Well, as you may have guessed, the correct answer is B.
I know. I know. There are mice all over the world. This could happen anywhere, as my Facebook
post after Incident A told me. But I’ve never actually had to deal with mice in my house in Dallas . Sure, we had a rodent man – he had a trap
outside our house. He proactively baited
it, and after that, I don’t know what happened.

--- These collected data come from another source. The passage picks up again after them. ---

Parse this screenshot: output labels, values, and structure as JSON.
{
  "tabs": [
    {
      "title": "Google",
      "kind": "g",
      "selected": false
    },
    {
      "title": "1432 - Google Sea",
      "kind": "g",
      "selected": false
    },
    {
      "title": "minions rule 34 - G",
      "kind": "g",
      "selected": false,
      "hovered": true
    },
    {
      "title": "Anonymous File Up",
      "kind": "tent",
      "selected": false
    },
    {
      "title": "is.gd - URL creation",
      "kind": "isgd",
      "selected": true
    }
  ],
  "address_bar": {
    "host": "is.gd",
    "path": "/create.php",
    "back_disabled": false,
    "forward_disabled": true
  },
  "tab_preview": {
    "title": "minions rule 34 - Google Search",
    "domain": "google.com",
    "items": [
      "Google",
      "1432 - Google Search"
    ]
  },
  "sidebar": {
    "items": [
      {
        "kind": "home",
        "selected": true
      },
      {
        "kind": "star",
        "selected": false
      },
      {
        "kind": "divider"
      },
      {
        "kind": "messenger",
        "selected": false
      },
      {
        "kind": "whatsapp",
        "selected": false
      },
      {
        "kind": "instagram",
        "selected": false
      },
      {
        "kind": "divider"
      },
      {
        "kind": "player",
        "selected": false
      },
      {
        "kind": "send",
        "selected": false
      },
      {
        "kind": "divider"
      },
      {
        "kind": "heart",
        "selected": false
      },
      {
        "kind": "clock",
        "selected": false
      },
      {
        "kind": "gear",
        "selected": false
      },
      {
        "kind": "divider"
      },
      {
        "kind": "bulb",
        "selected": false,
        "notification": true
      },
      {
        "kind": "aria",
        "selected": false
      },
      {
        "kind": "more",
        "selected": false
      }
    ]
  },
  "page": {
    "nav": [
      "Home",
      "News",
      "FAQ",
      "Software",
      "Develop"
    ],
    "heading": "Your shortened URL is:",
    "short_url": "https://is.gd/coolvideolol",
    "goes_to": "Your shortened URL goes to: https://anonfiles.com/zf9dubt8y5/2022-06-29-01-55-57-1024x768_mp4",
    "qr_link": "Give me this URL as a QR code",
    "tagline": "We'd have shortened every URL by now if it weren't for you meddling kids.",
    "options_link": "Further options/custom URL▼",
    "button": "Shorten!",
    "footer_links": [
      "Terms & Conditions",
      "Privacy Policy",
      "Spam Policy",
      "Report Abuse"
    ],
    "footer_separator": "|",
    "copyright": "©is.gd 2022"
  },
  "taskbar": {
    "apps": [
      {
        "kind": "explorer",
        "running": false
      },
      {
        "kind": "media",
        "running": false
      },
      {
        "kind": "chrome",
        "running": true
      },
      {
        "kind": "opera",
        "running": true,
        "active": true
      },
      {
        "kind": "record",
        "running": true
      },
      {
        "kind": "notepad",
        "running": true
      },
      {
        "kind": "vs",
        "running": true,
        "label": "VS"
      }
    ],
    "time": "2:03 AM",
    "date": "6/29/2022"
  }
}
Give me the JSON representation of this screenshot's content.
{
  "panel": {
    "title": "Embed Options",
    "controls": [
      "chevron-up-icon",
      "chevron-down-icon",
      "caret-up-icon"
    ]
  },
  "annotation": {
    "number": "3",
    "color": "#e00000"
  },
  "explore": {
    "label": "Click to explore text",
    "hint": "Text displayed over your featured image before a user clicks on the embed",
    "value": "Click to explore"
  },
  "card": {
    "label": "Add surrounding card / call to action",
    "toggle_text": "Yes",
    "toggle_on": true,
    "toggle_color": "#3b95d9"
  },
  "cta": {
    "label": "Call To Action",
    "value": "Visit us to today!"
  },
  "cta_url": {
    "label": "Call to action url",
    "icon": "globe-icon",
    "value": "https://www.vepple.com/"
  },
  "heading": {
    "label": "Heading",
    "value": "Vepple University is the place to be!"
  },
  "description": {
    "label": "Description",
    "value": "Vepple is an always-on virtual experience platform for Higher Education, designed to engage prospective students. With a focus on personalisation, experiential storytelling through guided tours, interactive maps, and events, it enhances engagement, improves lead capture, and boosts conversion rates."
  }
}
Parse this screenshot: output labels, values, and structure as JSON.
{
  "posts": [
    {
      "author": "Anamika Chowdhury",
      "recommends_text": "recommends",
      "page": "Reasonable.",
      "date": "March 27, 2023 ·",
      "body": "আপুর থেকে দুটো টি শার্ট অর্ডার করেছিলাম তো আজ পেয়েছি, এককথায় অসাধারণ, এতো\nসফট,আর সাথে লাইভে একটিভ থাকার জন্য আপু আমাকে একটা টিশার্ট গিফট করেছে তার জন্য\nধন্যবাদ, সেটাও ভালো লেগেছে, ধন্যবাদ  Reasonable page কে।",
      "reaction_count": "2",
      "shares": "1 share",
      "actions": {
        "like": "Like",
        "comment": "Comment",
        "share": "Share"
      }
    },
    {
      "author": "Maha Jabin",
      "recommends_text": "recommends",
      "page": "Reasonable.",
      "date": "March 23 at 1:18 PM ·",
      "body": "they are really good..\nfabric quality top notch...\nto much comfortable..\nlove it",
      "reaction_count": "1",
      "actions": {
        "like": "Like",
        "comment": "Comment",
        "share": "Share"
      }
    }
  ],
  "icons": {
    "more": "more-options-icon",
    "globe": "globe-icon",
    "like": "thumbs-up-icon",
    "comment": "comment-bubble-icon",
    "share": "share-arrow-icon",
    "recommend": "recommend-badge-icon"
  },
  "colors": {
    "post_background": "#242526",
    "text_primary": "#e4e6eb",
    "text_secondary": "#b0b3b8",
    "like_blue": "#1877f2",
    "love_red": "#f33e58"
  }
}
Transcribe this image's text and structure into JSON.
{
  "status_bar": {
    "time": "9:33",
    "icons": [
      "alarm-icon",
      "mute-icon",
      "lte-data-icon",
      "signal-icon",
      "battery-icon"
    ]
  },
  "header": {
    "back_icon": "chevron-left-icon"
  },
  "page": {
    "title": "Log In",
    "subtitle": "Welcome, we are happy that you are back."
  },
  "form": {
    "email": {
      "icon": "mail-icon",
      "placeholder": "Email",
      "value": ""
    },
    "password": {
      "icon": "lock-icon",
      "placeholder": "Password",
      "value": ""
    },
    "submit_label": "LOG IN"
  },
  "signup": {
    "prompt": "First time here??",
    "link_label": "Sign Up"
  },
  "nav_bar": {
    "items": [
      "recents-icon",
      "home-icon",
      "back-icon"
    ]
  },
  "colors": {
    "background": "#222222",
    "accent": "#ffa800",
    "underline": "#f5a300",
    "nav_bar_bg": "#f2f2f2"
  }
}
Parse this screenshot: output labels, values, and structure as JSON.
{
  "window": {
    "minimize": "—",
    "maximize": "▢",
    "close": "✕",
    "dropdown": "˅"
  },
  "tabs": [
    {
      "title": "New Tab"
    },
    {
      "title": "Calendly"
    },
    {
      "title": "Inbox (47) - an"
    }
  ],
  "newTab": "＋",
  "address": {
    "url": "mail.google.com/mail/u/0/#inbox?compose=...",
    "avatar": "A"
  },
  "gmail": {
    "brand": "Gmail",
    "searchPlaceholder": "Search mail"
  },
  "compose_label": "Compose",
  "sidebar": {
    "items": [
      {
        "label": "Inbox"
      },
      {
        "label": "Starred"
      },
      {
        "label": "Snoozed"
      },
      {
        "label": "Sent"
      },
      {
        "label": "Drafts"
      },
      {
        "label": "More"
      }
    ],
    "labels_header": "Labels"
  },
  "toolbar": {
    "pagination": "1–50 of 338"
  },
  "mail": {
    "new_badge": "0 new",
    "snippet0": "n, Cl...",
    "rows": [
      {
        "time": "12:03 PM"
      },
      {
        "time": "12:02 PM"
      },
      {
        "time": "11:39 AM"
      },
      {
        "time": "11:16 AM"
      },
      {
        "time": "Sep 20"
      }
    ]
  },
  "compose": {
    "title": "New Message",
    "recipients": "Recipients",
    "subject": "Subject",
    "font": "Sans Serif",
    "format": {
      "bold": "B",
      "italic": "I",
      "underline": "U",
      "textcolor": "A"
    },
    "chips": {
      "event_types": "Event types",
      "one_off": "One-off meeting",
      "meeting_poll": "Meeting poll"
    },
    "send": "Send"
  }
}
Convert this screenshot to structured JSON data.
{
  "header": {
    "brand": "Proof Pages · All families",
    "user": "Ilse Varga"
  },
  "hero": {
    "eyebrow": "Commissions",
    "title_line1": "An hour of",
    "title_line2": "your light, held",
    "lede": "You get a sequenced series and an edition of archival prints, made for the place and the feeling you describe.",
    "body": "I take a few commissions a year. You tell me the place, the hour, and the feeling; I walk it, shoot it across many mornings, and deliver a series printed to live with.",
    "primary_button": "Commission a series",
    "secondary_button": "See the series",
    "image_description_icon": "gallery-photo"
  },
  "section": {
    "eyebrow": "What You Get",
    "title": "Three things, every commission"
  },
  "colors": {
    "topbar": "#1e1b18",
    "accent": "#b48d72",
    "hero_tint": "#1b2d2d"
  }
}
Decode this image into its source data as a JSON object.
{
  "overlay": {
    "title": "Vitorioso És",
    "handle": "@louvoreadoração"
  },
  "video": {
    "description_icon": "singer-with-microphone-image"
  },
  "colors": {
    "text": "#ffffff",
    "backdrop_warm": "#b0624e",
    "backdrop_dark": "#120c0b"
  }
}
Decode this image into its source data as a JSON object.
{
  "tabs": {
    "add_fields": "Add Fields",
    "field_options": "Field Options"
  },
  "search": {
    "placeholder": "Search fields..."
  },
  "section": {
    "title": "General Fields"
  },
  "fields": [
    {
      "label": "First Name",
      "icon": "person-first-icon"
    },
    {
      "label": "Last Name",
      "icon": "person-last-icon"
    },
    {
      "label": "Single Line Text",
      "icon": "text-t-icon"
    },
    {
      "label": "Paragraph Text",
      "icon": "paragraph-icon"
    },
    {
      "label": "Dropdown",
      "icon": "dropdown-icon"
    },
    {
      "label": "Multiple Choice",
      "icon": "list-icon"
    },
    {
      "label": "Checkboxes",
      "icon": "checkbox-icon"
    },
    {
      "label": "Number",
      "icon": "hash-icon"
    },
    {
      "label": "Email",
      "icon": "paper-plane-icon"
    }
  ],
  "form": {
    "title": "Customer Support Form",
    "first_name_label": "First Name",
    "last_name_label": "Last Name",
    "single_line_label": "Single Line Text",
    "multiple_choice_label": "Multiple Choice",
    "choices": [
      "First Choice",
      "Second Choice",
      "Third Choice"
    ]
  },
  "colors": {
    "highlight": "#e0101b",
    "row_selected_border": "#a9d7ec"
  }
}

At all. Ignorance is bliss.
We had a peaceful few months and then we
started to hear it (them?) again.
They’re nocturnal, which amazes me how anything can sleep in this house
during the day – I mean, really?? I have
two screaming, crying toddlers. But my
husband and I would hear scurrying starting in the evening. He’d play it off like they were running on
the balcony. It wasn’t until we went out
for a date in Amsterdam one night
and came home to our (brand new) babysitter, telling us that she had seen the
mouse. If there’s anything more
mortifying, it’s an American mother being embarrassed that the babysitter saw a mouse in your house. Cue:
Death Look to Husband. Luckily, she’s
Greek and apparently used to mice, played along saying “mice are a problem in
this country” and stuffed her 50 Euros in her pocket and went home.
Instead of calling
Mouse Man and paying the dude 70 Euros to put poison around our house, we
decided to do it ourselves. V Google
translated the directions and found that mice, if so inclined, would eat
through the bags of plastic poison.
After a few weeks and seeing two mice running around our foyer one night
while he was at Dutch class, I went through the house, opening the plastic
packages and emptying the poison contents into the boxes like the determined
woman I was. Clearly, these mice were
not motivated enough. Thus. . . it
worked. . . and thus. . . the dead mouse in the kitchen incident.
Panicked and terror
stricken, I walked my kids around the neighborhood and train station until V
got home that night. The trash is picked
up every two weeks and had just come that morning. Instead of putting the poor sap in our bin
for two weeks, it has been properly buried in an unmarked grave in the back
yard. My husband, the caretaker, I’m
sure said a prayer for the mouse’s elimination and a hope for the return of my
sanity. In the meantime, I hope that my negative
feelings towards my daughter’s Minnie Mouse doll fade soon.
OMG, Celeste! Half way thru reading this post I had to curl up in my chair so that my feet were off the floor. I have the most awful phobia of mice so you can bet I would of checked into a hotel if I ever saw one of those little creatures. You're a brave woman in my book!!!